There are two aspects of Market’s programming that might be surprising on first take:

  1. When the reap_vars are passed to the mill_rule, each one is a list with one element from each of the agents. In the typical case in which reap_vars represent idiosyncratic states or controls (as a np.array), the first thing a mill_rule should do is to np.concatenate each input to combine the data across the agents. This is not done automatically because we did not want to assume that the reap_vars are always vectors– or even numbers at all!

  2. Due to a poor programming choice early in HARK’s existence, Market expects that calc_dynamics returns an object with the attributes named in dyn_vars, rather than just the dyn_vars themselves. This will be fixed in the near future to permit multiple formats of output.

For a more concrete example of Market in action, see the documentation notebook for AggShockConsumerType and its associated Market subclasses: CobbDouglasEconomy and SmallOpenEconomy. (This notebook will be improved and expanded in the near future.)

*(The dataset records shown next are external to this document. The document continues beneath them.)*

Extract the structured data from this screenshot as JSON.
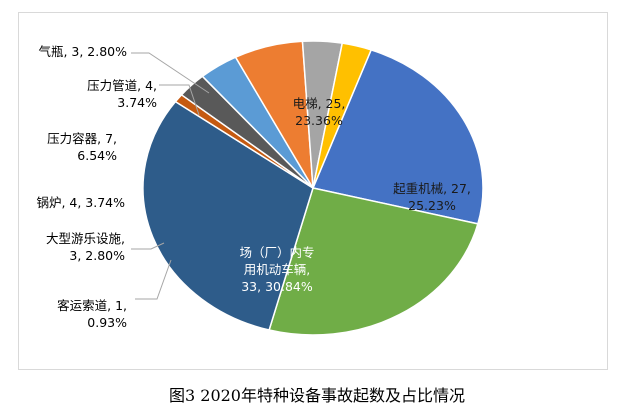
{
  "caption": "图3 2020年特种设备事故起数及占比情况",
  "chart_data": {
    "type": "pie",
    "start_angle_deg": -70,
    "direction": "clockwise",
    "slices": [
      {
        "name": "电梯",
        "value": 25,
        "percent": "23.36%",
        "color": "#4472C4",
        "label_lines": [
          "电梯, 25,",
          "23.36%"
        ]
      },
      {
        "name": "起重机械",
        "value": 27,
        "percent": "25.23%",
        "color": "#70AD47",
        "label_lines": [
          "起重机械, 27,",
          "25.23%"
        ]
      },
      {
        "name": "场（厂）内专用机动车辆",
        "value": 33,
        "percent": "30.84%",
        "color": "#2E5C8A",
        "label_lines": [
          "场（厂）内专",
          "用机动车辆,",
          "33, 30.84%"
        ]
      },
      {
        "name": "客运索道",
        "value": 1,
        "percent": "0.93%",
        "color": "#C55A11",
        "label_lines": [
          "客运索道, 1,",
          "0.93%"
        ]
      },
      {
        "name": "大型游乐设施",
        "value": 3,
        "percent": "2.80%",
        "color": "#595959",
        "label_lines": [
          "大型游乐设施,",
          "3, 2.80%"
        ]
      },
      {
        "name": "锅炉",
        "value": 4,
        "percent": "3.74%",
        "color": "#5B9BD5",
        "label_lines": [
          "锅炉, 4, 3.74%"
        ]
      },
      {
        "name": "压力容器",
        "value": 7,
        "percent": "6.54%",
        "color": "#ED7D31",
        "label_lines": [
          "压力容器, 7,",
          "6.54%"
        ]
      },
      {
        "name": "压力管道",
        "value": 4,
        "percent": "3.74%",
        "color": "#A5A5A5",
        "label_lines": [
          "压力管道, 4,",
          "3.74%"
        ]
      },
      {
        "name": "气瓶",
        "value": 3,
        "percent": "2.80%",
        "color": "#FFC000",
        "label_lines": [
          "气瓶, 3, 2.80%"
        ]
      }
    ]
  }
}
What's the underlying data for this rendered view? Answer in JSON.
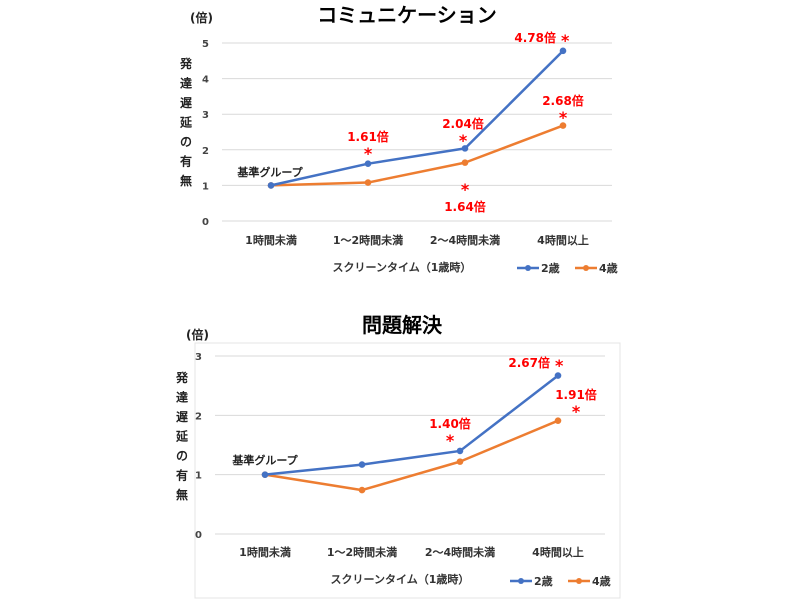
{
  "chart_data": [
    {
      "type": "line",
      "title": "コミュニケーション",
      "unit_label": "(倍)",
      "ylabel": "発達遅延の有無",
      "xlabel": "スクリーンタイム（1歳時）",
      "categories": [
        "1時間未満",
        "1〜2時間未満",
        "2〜4時間未満",
        "4時間以上"
      ],
      "ylim": [
        0,
        5
      ],
      "yticks": [
        0,
        1,
        2,
        3,
        4,
        5
      ],
      "grid": true,
      "legend": "bottom-right",
      "baseline_label": "基準グループ",
      "series": [
        {
          "name": "2歳",
          "color": "#4472c4",
          "values": [
            1,
            1.61,
            2.04,
            4.78
          ],
          "labels": [
            null,
            "1.61倍",
            "2.04倍",
            "4.78倍"
          ]
        },
        {
          "name": "4歳",
          "color": "#ed7d31",
          "values": [
            1,
            1.08,
            1.64,
            2.68
          ],
          "labels": [
            null,
            null,
            "1.64倍",
            "2.68倍"
          ]
        }
      ],
      "significance_mark": "*"
    },
    {
      "type": "line",
      "title": "問題解決",
      "unit_label": "(倍)",
      "ylabel": "発達遅延の有無",
      "xlabel": "スクリーンタイム（1歳時）",
      "categories": [
        "1時間未満",
        "1〜2時間未満",
        "2〜4時間未満",
        "4時間以上"
      ],
      "ylim": [
        0,
        3
      ],
      "yticks": [
        0,
        1,
        2,
        3
      ],
      "grid": true,
      "legend": "bottom-right",
      "baseline_label": "基準グループ",
      "series": [
        {
          "name": "2歳",
          "color": "#4472c4",
          "values": [
            1,
            1.17,
            1.4,
            2.67
          ],
          "labels": [
            null,
            null,
            "1.40倍",
            "2.67倍"
          ]
        },
        {
          "name": "4歳",
          "color": "#ed7d31",
          "values": [
            1,
            0.74,
            1.22,
            1.91
          ],
          "labels": [
            null,
            null,
            null,
            "1.91倍"
          ]
        }
      ],
      "significance_mark": "*"
    }
  ],
  "label_color": "#ff0000"
}
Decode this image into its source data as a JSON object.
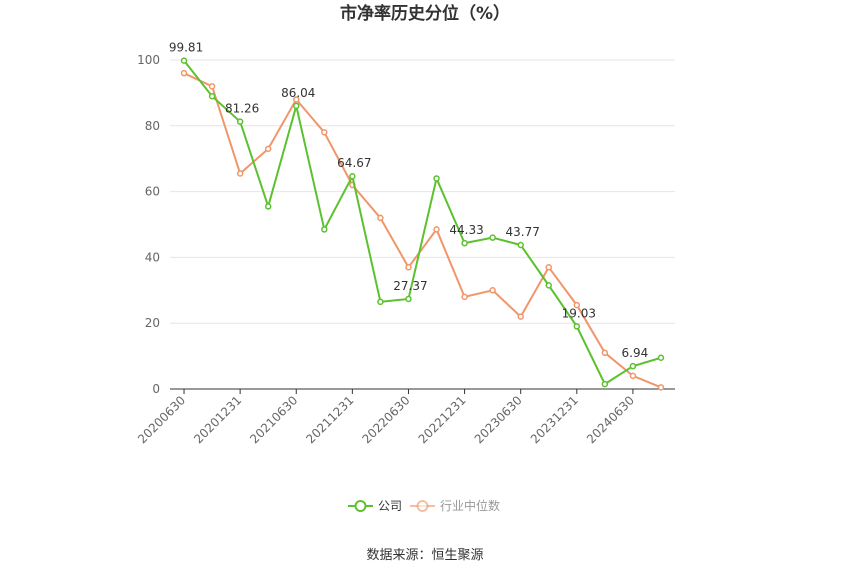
{
  "chart_data": {
    "type": "line",
    "title": "市净率历史分位（%）",
    "xlabel": "",
    "ylabel": "",
    "ylim": [
      0,
      100
    ],
    "yticks": [
      0,
      20,
      40,
      60,
      80,
      100
    ],
    "x": [
      "20200630",
      "20200930",
      "20201231",
      "20210331",
      "20210630",
      "20210930",
      "20211231",
      "20220331",
      "20220630",
      "20220930",
      "20221231",
      "20230331",
      "20230630",
      "20230930",
      "20231231",
      "20240331",
      "20240630",
      "20240930"
    ],
    "xtick_labels": [
      "20200630",
      "20201231",
      "20210630",
      "20211231",
      "20220630",
      "20221231",
      "20230630",
      "20231231",
      "20240630"
    ],
    "grid": true,
    "legend_position": "bottom",
    "series": [
      {
        "name": "公司",
        "color": "#5cc12f",
        "values": [
          99.81,
          89,
          81.26,
          55.5,
          86.04,
          48.5,
          64.67,
          26.5,
          27.37,
          64,
          44.33,
          46,
          43.77,
          31.5,
          19.03,
          1.5,
          6.94,
          9.5
        ],
        "data_labels": [
          "99.81",
          "",
          "81.26",
          "",
          "86.04",
          "",
          "64.67",
          "",
          "27.37",
          "",
          "44.33",
          "",
          "43.77",
          "",
          "19.03",
          "",
          "6.94",
          ""
        ]
      },
      {
        "name": "行业中位数",
        "color": "#f0966b",
        "values": [
          96,
          92,
          65.5,
          73,
          88,
          78,
          62,
          52,
          37,
          48.5,
          28,
          30,
          22,
          37,
          25.5,
          11,
          4,
          0.5
        ]
      }
    ]
  },
  "source": "数据来源：恒生聚源"
}
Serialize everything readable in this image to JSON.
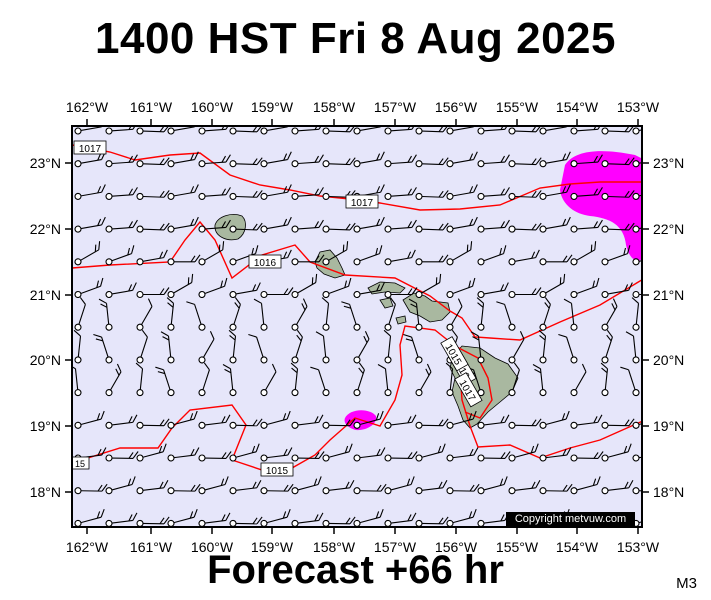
{
  "title": "1400 HST Fri 8 Aug 2025",
  "footer": "Forecast +66 hr",
  "model_code": "M3",
  "copyright": "Copyright metvuw.com",
  "colors": {
    "ocean": "#e6e6fa",
    "land": "#a9b8a0",
    "isobar": "#ff0000",
    "rain": "#ff00ff",
    "barb": "#000000"
  },
  "map": {
    "lon_labels": [
      "162°W",
      "161°W",
      "160°W",
      "159°W",
      "158°W",
      "157°W",
      "156°W",
      "155°W",
      "154°W",
      "153°W"
    ],
    "lat_labels": [
      "23°N",
      "22°N",
      "21°N",
      "20°N",
      "19°N",
      "18°N"
    ],
    "isobar_labels": [
      "1017",
      "1017",
      "1016",
      "1015",
      "1016",
      "1017",
      "1015",
      "15"
    ],
    "islands": [
      "Kauai",
      "Oahu",
      "Molokai",
      "Lanai",
      "Maui",
      "Kahoolawe",
      "Hawaii"
    ]
  }
}
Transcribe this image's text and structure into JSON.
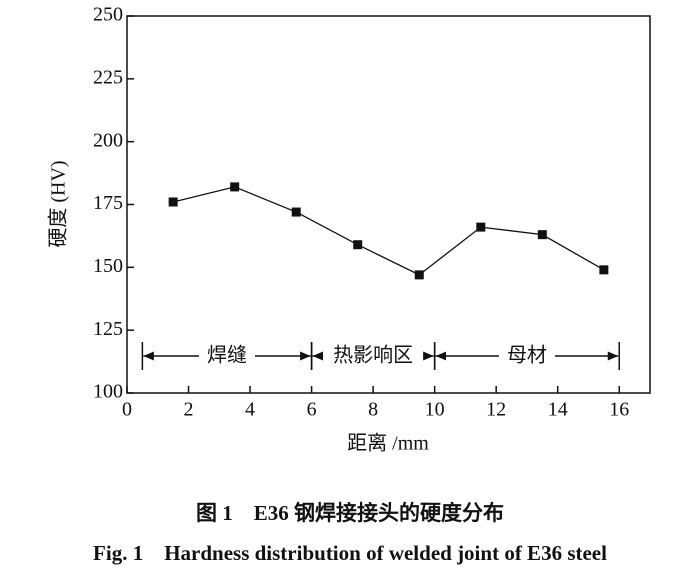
{
  "chart_data": {
    "type": "line",
    "x_label": "距离 /mm",
    "y_label": "硬度 (HV)",
    "caption_zh": "图 1　E36 钢焊接接头的硬度分布",
    "caption_en": "Fig. 1　Hardness distribution of welded joint of E36 steel",
    "x": [
      1.5,
      3.5,
      5.5,
      7.5,
      9.5,
      11.5,
      13.5,
      15.5
    ],
    "series": [
      {
        "name": "硬度",
        "color": "#111111",
        "values": [
          176,
          182,
          172,
          159,
          147,
          166,
          163,
          149
        ]
      }
    ],
    "xlim": [
      0,
      17
    ],
    "xticks": [
      0,
      2,
      4,
      6,
      8,
      10,
      12,
      14,
      16
    ],
    "ylim": [
      100,
      250
    ],
    "yticks": [
      100,
      125,
      150,
      175,
      200,
      225,
      250
    ],
    "regions": [
      {
        "label": "焊缝",
        "start": 0.5,
        "end": 6
      },
      {
        "label": "热影响区",
        "start": 6,
        "end": 10
      },
      {
        "label": "母材",
        "start": 10,
        "end": 16
      }
    ]
  }
}
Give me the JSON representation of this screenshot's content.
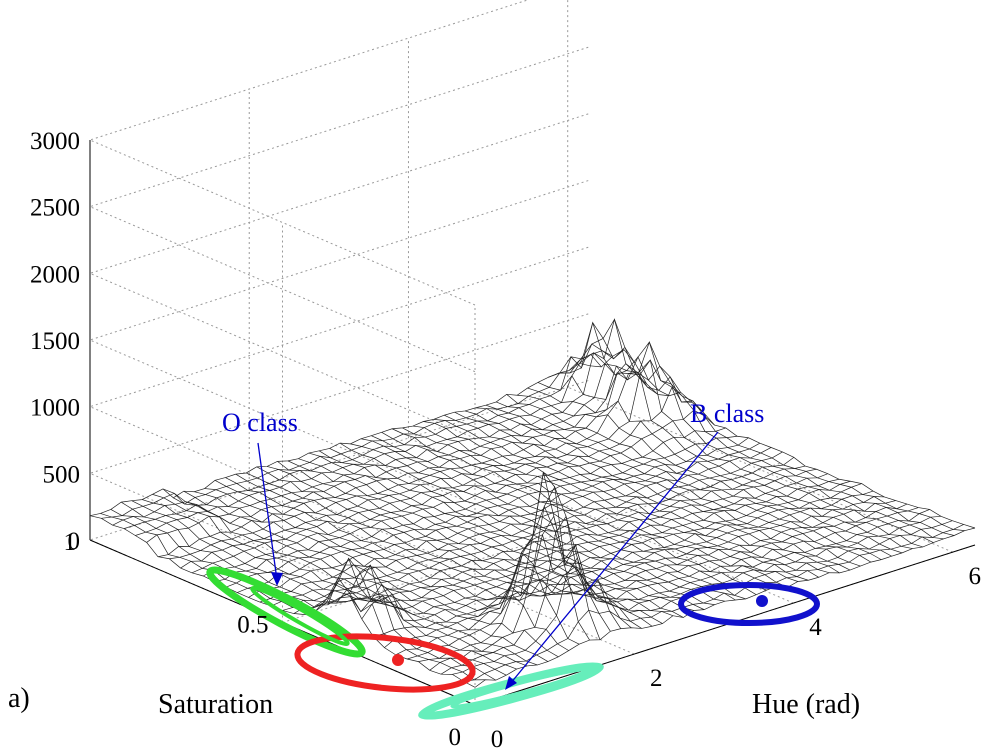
{
  "panel_label": "a)",
  "chart_data": {
    "type": "surface",
    "xlabel": "Hue  (rad)",
    "ylabel": "Saturation",
    "zlabel": "",
    "xlim": [
      0,
      6.28
    ],
    "ylim": [
      0,
      1
    ],
    "zlim": [
      0,
      3000
    ],
    "xticks": [
      "0",
      "2",
      "4",
      "6"
    ],
    "yticks": [
      "0",
      "0.5",
      "1"
    ],
    "zticks": [
      "0",
      "500",
      "1000",
      "1500",
      "2000",
      "2500",
      "3000"
    ],
    "grid": true,
    "surface_peaks": [
      {
        "hue": 0.2,
        "saturation": 0.35,
        "count": 400
      },
      {
        "hue": 1.6,
        "saturation": 0.12,
        "count": 900
      },
      {
        "hue": 6.0,
        "saturation": 0.9,
        "count": 450
      },
      {
        "hue": 5.8,
        "saturation": 0.75,
        "count": 500
      }
    ],
    "annotations": [
      {
        "text": "O class",
        "color": "#0000cc"
      },
      {
        "text": "B class",
        "color": "#0000cc"
      }
    ],
    "clusters": [
      {
        "color": "#33dd33",
        "hue_center": 0.25,
        "sat_center": 0.6,
        "has_centroid": false
      },
      {
        "color": "#ee2222",
        "hue_center": 0.45,
        "sat_center": 0.35,
        "has_centroid": true
      },
      {
        "color": "#66eebb",
        "hue_center": 1.2,
        "sat_center": 0.05,
        "has_centroid": false
      },
      {
        "color": "#1111cc",
        "hue_center": 4.6,
        "sat_center": 0.5,
        "has_centroid": true
      }
    ]
  }
}
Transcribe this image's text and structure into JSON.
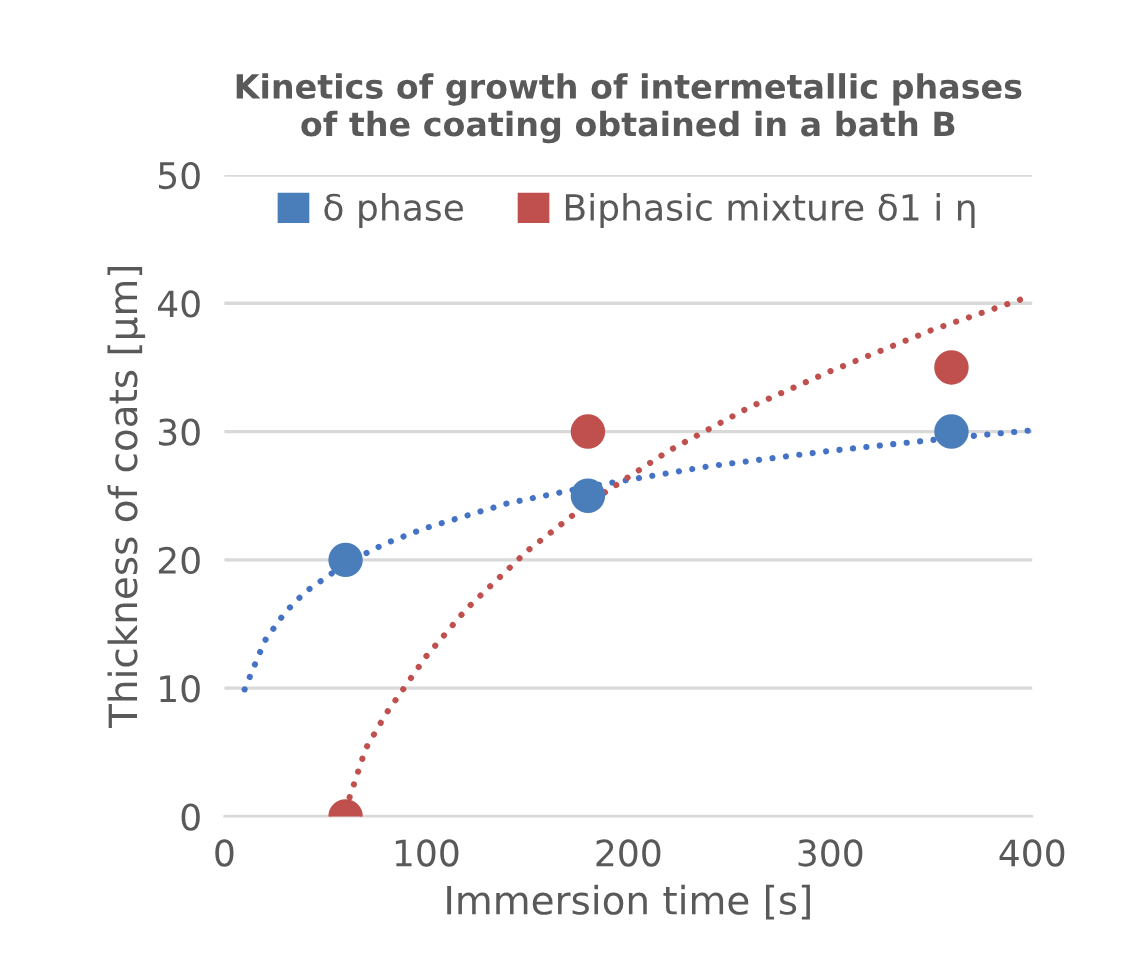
{
  "chart_data": {
    "type": "scatter",
    "title": "Kinetics of growth of intermetallic phases\nof the coating obtained in a bath B",
    "xlabel": "Immersion time [s]",
    "ylabel": "Thickness of coats [µm]",
    "xlim": [
      0,
      400
    ],
    "xticks": [
      0,
      100,
      200,
      300,
      400
    ],
    "ylim": [
      0,
      50
    ],
    "yticks": [
      0,
      10,
      20,
      30,
      40,
      50
    ],
    "grid": "y",
    "legend": "top",
    "marker": "circle",
    "series": [
      {
        "type": "line",
        "color": "#4472c4",
        "line_style": "dotted",
        "marker": "none",
        "x": [
          10,
          20,
          30,
          40,
          60,
          80,
          100,
          140,
          180,
          240,
          300,
          360,
          400
        ],
        "values": [
          9.9,
          13.7,
          15.9,
          17.5,
          19.7,
          21.3,
          22.5,
          24.4,
          25.7,
          27.3,
          28.5,
          29.5,
          30.1
        ]
      },
      {
        "type": "line",
        "color": "#c0504d",
        "line_style": "dotted",
        "marker": "none",
        "x": [
          62,
          70,
          80,
          100,
          120,
          150,
          180,
          220,
          260,
          300,
          350,
          400
        ],
        "values": [
          1.5,
          5.3,
          8.0,
          12.5,
          16.2,
          20.7,
          24.4,
          28.5,
          31.9,
          34.7,
          37.9,
          40.6
        ]
      },
      {
        "name": "δ phase",
        "color": "#4a7ebb",
        "x": [
          60,
          180,
          360
        ],
        "values": [
          20,
          25,
          30
        ]
      },
      {
        "name": "Biphasic mixture δ1 i η",
        "color": "#c0504d",
        "x": [
          60,
          180,
          360
        ],
        "values": [
          0,
          30,
          35
        ]
      }
    ]
  }
}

Why Does Market Exist At All?#

You might be wondering why the Market class exists at all: why can’t Market.solve() just be part of AgentType’s structure (with a different name)? After all, it’s just trying to look for beliefs that are consistent with market outcomes.

The answer is simple: We wanted this functionality to work with models ex ante heterogeneous agents, e.g. heterogeneous parameters. One of the academic projects that members of the Econ-ARK team were working on when HARK began was “The Distribution of Wealth and the Marginal Propensity to Consume,” (Carroll, Slacalek, Tokuoka, and White (2017)). That paper’s model involves discount factor heterogeneity– it discretizes a uniform distribution of \(\beta\) with seven points.

The machinery of Market and its agents attribute is designed to make models like that easy and organized to specify. We wanted HARK to have the flexibility to incorporate much weirder specifications, including environments with different kinds of agents– their model or behavioral framework differs, not just their parameters.